Elaborazione del materiale: si opera una scrematura e una “raffinazione” allo scopo di valorizzare le operazioni meglio riuscite e di rendere organico il risultato del lavoro partecipato. Durante quest’ultima fase si affrontano anche le peculiarita’ e le esigenze che concretamente richiederanno le installazioni finali.

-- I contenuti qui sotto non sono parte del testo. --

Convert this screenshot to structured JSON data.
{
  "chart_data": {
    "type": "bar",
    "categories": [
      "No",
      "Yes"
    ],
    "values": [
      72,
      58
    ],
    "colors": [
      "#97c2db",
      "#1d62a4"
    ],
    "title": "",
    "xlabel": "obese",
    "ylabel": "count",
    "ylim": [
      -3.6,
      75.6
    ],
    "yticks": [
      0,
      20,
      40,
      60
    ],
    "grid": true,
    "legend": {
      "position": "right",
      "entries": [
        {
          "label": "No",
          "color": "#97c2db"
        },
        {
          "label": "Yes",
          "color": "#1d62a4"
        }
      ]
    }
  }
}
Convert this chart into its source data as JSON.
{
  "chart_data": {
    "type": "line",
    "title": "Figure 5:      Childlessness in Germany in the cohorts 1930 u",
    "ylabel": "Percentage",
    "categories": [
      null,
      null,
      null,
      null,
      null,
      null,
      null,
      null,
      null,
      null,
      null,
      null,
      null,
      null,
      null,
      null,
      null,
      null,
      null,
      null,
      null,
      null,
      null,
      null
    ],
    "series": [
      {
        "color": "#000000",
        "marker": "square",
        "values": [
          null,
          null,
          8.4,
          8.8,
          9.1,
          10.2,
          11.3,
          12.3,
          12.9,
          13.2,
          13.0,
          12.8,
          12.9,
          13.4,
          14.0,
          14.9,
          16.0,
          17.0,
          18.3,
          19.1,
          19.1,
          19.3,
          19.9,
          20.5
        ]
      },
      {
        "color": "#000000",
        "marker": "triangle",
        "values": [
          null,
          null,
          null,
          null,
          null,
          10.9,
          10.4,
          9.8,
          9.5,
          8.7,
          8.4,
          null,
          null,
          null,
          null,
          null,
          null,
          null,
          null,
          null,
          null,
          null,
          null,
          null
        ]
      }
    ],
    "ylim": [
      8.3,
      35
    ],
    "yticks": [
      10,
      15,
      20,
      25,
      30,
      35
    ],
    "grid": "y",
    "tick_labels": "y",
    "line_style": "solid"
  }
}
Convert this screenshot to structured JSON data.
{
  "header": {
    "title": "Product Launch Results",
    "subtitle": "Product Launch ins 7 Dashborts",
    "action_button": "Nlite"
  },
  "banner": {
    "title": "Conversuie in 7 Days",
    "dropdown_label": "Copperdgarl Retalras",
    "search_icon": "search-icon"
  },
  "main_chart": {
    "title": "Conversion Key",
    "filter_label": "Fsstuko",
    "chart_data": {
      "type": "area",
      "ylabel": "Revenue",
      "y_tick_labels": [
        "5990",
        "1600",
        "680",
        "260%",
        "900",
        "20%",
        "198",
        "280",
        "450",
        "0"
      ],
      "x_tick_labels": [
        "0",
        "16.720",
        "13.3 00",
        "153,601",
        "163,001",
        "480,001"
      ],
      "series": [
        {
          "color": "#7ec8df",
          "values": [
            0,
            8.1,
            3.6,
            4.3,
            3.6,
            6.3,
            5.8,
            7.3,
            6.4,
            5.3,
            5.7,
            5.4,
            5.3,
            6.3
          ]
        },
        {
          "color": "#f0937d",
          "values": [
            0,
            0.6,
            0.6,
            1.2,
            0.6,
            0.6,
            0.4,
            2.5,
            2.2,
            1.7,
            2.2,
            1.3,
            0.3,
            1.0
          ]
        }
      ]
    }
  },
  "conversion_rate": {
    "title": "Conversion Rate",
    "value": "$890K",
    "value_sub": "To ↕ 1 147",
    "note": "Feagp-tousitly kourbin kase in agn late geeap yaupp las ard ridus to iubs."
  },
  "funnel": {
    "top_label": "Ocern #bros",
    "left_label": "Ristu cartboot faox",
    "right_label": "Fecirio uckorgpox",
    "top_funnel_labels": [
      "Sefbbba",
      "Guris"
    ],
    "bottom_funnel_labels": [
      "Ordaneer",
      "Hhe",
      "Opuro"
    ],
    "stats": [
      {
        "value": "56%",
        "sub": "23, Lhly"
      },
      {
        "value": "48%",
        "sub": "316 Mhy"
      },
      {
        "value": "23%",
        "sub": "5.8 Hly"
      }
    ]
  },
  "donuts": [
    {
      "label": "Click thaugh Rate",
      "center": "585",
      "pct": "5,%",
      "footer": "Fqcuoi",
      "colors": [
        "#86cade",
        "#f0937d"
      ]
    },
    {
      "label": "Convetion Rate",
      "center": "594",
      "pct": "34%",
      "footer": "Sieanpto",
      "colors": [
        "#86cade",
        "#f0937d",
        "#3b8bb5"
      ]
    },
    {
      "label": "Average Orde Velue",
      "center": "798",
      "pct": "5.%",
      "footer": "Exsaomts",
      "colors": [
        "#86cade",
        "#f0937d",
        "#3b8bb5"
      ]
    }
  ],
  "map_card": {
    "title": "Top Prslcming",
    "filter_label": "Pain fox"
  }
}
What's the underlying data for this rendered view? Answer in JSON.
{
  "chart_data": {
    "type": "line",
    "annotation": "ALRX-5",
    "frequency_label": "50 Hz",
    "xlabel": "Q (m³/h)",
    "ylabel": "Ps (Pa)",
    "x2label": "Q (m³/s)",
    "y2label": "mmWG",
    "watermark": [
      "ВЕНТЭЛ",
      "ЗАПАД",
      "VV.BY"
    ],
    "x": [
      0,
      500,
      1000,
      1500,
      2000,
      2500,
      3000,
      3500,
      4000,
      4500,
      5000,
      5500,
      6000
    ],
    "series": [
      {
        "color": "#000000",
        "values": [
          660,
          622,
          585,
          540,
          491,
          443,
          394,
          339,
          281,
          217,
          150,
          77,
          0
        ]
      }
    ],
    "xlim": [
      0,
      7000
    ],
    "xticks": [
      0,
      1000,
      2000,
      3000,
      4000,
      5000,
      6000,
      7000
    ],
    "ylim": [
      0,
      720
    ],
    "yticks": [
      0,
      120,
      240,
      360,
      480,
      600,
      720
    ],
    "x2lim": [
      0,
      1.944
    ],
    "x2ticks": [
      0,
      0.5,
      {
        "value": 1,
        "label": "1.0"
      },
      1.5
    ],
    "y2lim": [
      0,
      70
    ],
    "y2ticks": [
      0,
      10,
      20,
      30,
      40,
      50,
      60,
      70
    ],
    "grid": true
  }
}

INSTALLAZIONI (spazio temporaneo): il lavoro si compie con la realizzazione di veri e propri oggetti, ossia installazioni che contengono al loro interno immagini in movimento. Le installazioni vengono pensate per un uso temporaneo in spazi esterni e permanente in interni (presso le stanze destinate ad ospitarle). Alcuni luoghi selezionati nel paese vedranno comparire piccoli o grandi oggetti inaspettati che ravviveranno angoli e daranno vita a nuove percezioni dello spazio. Non solo come oggetti d’arte visiva, ma anche come risultato del lavoro svolto, le installazioni testimonieranno il processo di studio attraverso il quale la coscienza dello spazio e di un paesaggio si possono esprimere e raccontare con l’uso dinamico dell’immagine. A fine di ogni ciclo annuale di interventi sarà realizzato il documento di sintesi finale, un documentario, un film dei processi e del periodo di lavoro riguardante la totalità delle attività svolte all’interno del borgo di Auletta recuperato a laboratorio culturale stabile aperto. Scopo principale sarà quello di raccontare il caleidoscopio delle esperienze che si sono succedute e che hanno visto il paese colorarsi, essere vissuto in un modo nuovo durante il ciclo di iniziative ed azioni culturali. Un ulteriore documento di sintesi sarà anche il lavoro di mapping 3d sul parco a ruderi, espressione di una coscienza globale dell’area geografica e della cultura locale che si trasforma in un elemento di coscienza attiva riportando i ruderi a nuovo ed inedito splendore.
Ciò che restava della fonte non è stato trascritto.